Core Minutes 4/8/2014
ScienceTools: (Jim) There are three items since the last meeting:
See Science Tools Development Notes for details.
FSSC: (Richard) The new ST tag FSSC requested is in their hands. The new FT2 files (FT2SECONDS) have also been release.
Oracle servers: (Richard) They're on their last legs. Recently the primary server crashed and had to be rebuilt; it is now the back-up server. Meanwhile, Brian is working on Pipeline updates. He needs a live server (with non-trivial data) to finish testing, hopefully by the end of April. We're thinking about borrowing a server for him to use in his development work while proceeding to replace the production servers.
Archiver: (Tom G.) The venerable Archiver, which moves data to HPSS tape, stopped working a couple weeks ago. As Steve Tether has pointed out, ISOC depends on it so we need to maintain it. It's up now and various related issues have been addressed. There are still some mysteries.
The immediate cause of the stoppage was probably the decommissioning of glastlnx20 (its functions have been taken over by fermilnx-v03). The situation was complicated by the fact that we have three active cron-like systems with somewhat different characteristics: cron, trscron and a home-grown tool Navid wrote. After some detective work it was evident that the Archiver function had been assigned to glastlnx20 so needed to be moved. There are other entries in one or more of the crons (e.g., for the old CMT release manager) which, at this point, can only cause trouble if they're active. Clean-up is in progress.
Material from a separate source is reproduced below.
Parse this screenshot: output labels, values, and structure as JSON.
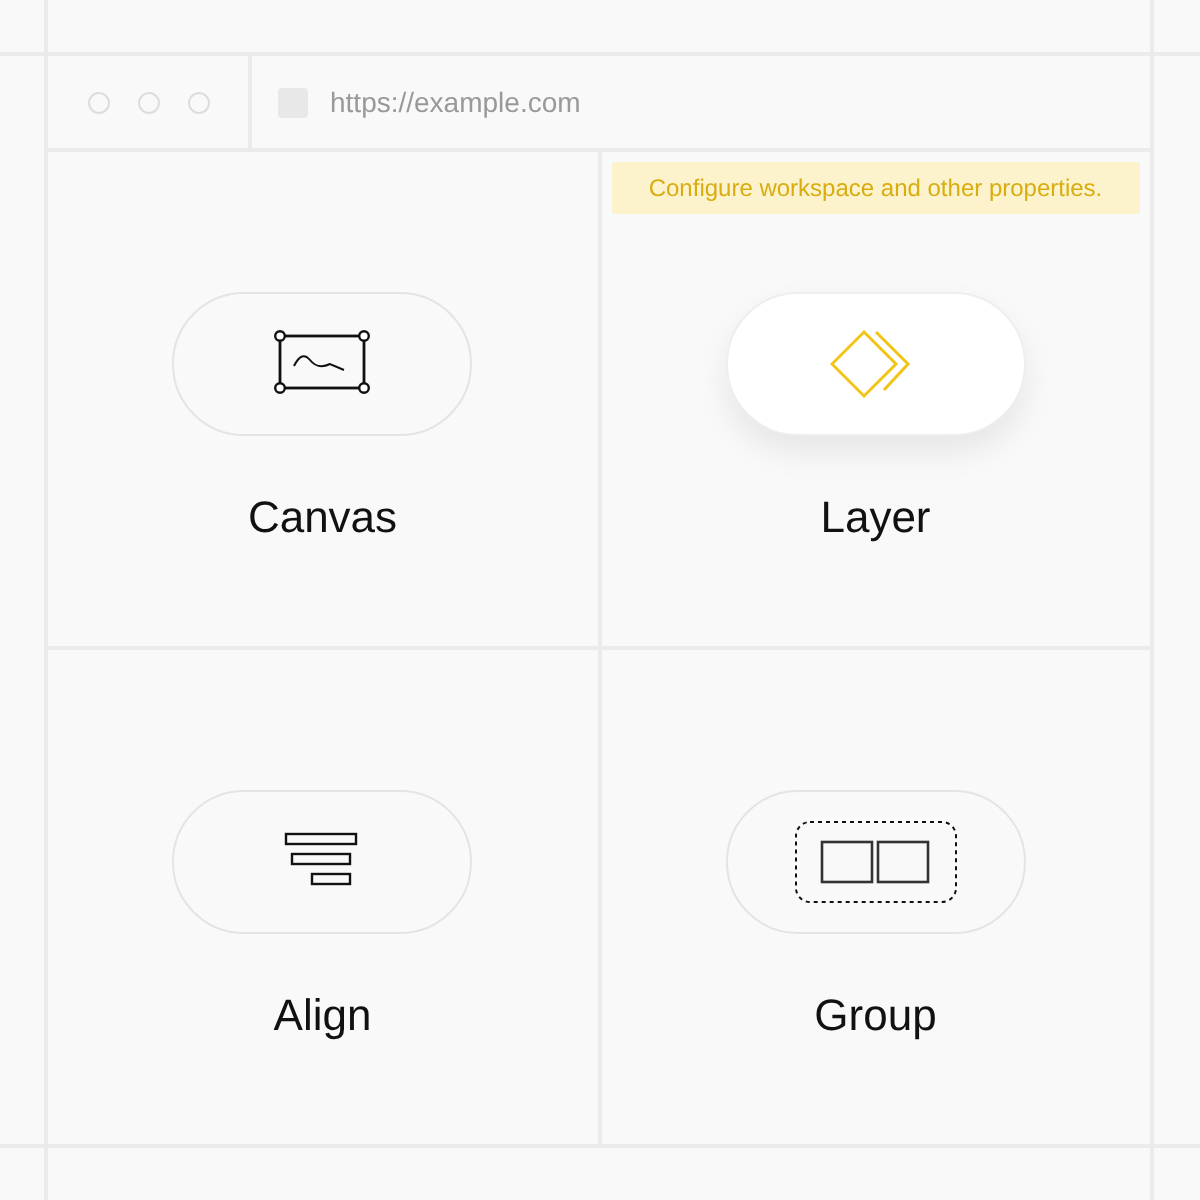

Other forms of clean-up were by-products of the Archiver gambit. The glast account had received o(100,000) emails. Since no one logs in, they just kept accumulating. Certain kinds of errors result in rows being written to a db log table. There can be very many such errors. (Richard) Could Nagios help with the email problem? (Tom) Yes, it could monitor the size of the mailbox file. Would be nice if it could also keep track of the db log table.
Reprocessing: (Leon) Need to redo merit files. This can be done either with Gleam or TMine. The first seemed too daunting so we're leaning towards TMine. Eric and Alex needed to fix up some things in TMine, now done. (Tom G.) A task to be used for testing (creates some output to be examined, but is not configured for production) is ready to go. Waiting on the new TMine. Initial trials (with TMine 3.3.4) show that TMine is surprisingly slow: about one million events per hour of CPU! Gleam is faster. (Richard) How long is the production task likely to take? (Tom) Assuming we have a thousand machines at our disposal, a few days.
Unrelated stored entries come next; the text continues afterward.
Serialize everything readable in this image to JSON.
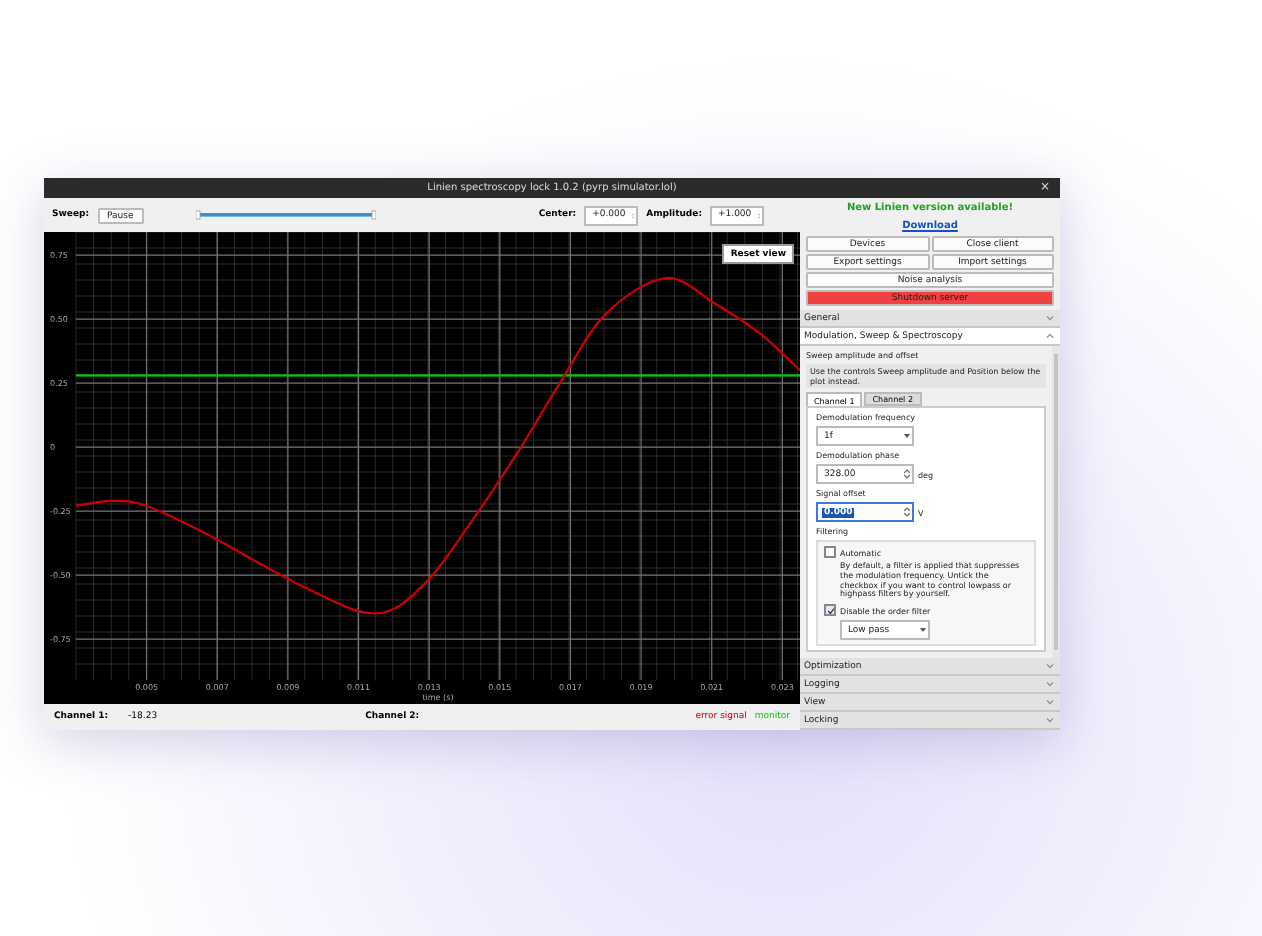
{
  "window": {
    "title": "Linien spectroscopy lock 1.0.2 (pyrp simulator.lol)",
    "close": "×"
  },
  "toolbar": {
    "sweep_label": "Sweep:",
    "pause_button": "Pause",
    "sweep_slider": {
      "level": 1
    },
    "center_label": "Center:",
    "center_value": "+0.000",
    "amplitude_label": "Amplitude:",
    "amplitude_value": "+1.000"
  },
  "plot": {
    "reset_button": "Reset view",
    "chart_data": {
      "type": "line",
      "grid": true,
      "xlabel": "time (s)",
      "x": [
        0.003,
        0.004,
        0.005,
        0.0067,
        0.0095,
        0.0115,
        0.0129,
        0.0143,
        0.0156,
        0.0167,
        0.018,
        0.0197,
        0.0211,
        0.0224,
        0.0235
      ],
      "series": [
        {
          "name": "error signal",
          "color": "#cc0000",
          "values": [
            -0.23,
            -0.21,
            -0.23,
            -0.34,
            -0.55,
            -0.65,
            -0.53,
            -0.27,
            0,
            0.25,
            0.52,
            0.66,
            0.56,
            0.44,
            0.3
          ]
        },
        {
          "name": "monitor",
          "color": "#00cc00",
          "values": [
            0.28,
            0.28,
            0.28,
            0.28,
            0.28,
            0.28,
            0.28,
            0.28,
            0.28,
            0.28,
            0.28,
            0.28,
            0.28,
            0.28,
            0.28
          ]
        }
      ],
      "xlim": [
        0.003,
        0.0235
      ],
      "ylim": [
        -0.91,
        0.84
      ],
      "xticks": [
        {
          "value": 0.005,
          "label": "0.005"
        },
        {
          "value": 0.007,
          "label": "0.007"
        },
        {
          "value": 0.009,
          "label": "0.009"
        },
        {
          "value": 0.011,
          "label": "0.011"
        },
        {
          "value": 0.013,
          "label": "0.013"
        },
        {
          "value": 0.015,
          "label": "0.015"
        },
        {
          "value": 0.017,
          "label": "0.017"
        },
        {
          "value": 0.019,
          "label": "0.019"
        },
        {
          "value": 0.021,
          "label": "0.021"
        },
        {
          "value": 0.023,
          "label": "0.023"
        }
      ],
      "yticks": [
        {
          "value": 0.75,
          "label": "0.75"
        },
        {
          "value": 0.5,
          "label": "0.50"
        },
        {
          "value": 0.25,
          "label": "0.25"
        },
        0,
        {
          "value": -0.25,
          "label": "-0.25"
        },
        {
          "value": -0.5,
          "label": "-0.50"
        },
        {
          "value": -0.75,
          "label": "-0.75"
        }
      ]
    }
  },
  "status": {
    "channel1_label": "Channel 1:",
    "channel1_value": "-18.23",
    "channel2_label": "Channel 2:"
  },
  "panel": {
    "notice": "New Linien version available!",
    "download_link": "Download",
    "buttons": [
      {
        "label": "Devices",
        "kind": "half"
      },
      {
        "label": "Close client",
        "kind": "half"
      },
      {
        "label": "Export settings",
        "kind": "half"
      },
      {
        "label": "Import settings",
        "kind": "half"
      },
      {
        "label": "Noise analysis",
        "kind": "full"
      },
      {
        "label": "Shutdown server",
        "kind": "danger"
      }
    ],
    "sections_before": [
      {
        "title": "General",
        "expanded": false
      },
      {
        "title": "Modulation, Sweep & Spectroscopy",
        "expanded": true
      }
    ],
    "group_title": "Sweep amplitude and offset",
    "group_info": "Use the controls Sweep amplitude and Position below the plot instead.",
    "channel_tabs": [
      {
        "label": "Channel 1",
        "selected": true
      },
      {
        "label": "Channel 2",
        "selected": false
      }
    ],
    "demod_freq": {
      "label": "Demodulation frequency",
      "value": "1f"
    },
    "demod_phase": {
      "label": "Demodulation phase",
      "value": "328.00",
      "unit": "deg"
    },
    "signal_offset": {
      "label": "Signal offset",
      "value": "0.000",
      "unit": "V",
      "focused": true
    },
    "filtering": {
      "title": "Filtering",
      "automatic": {
        "label": "Automatic",
        "checked": false
      },
      "description": "By default, a filter is applied that suppresses the modulation frequency. Untick the checkbox if you want to control lowpass or highpass filters by yourself.",
      "disable": {
        "label": "Disable the order filter",
        "checked": true
      },
      "filter_type": "Low pass"
    },
    "sections_after": [
      {
        "title": "Optimization",
        "expanded": false
      },
      {
        "title": "Logging",
        "expanded": false
      },
      {
        "title": "View",
        "expanded": false
      },
      {
        "title": "Locking",
        "expanded": false
      }
    ]
  }
}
(Richard) Another TMine note: Alex, now in Chicago, took part in a dark energy challenge to distinguish stars from galaxies. His TMine entry won!
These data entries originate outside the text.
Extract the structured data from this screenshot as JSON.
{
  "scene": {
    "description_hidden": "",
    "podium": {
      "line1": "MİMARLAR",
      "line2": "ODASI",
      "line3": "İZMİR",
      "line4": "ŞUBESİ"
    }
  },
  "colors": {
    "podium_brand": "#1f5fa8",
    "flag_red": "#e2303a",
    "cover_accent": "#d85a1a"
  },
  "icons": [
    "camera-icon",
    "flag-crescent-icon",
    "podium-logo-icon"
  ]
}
Mountain Lion (Tom S.) Still digging to understand what the differences are between our environment and FSSC. We're ostensibly using the same compiler, but it's not really 100% the same. For example, our build pulls in different includes. One thing he might try is to use the vanilla gcc available via MacPorts.
lsf (Richard) The Computer Center is pushing to get rid of lsf on rhel5. We still need to build L1 releases on rhel5. Will this upset RM? Can we move to Jenkins? (Tom S.) We're already using Jenkins for rhel5 32-bit builds. It would not be especially difficult to move builds for all OSes to Jenkins; we just need a dedicated box running each OS of interest. We're still using lsf to launch Jenkins jobs. That could be changed if necessary.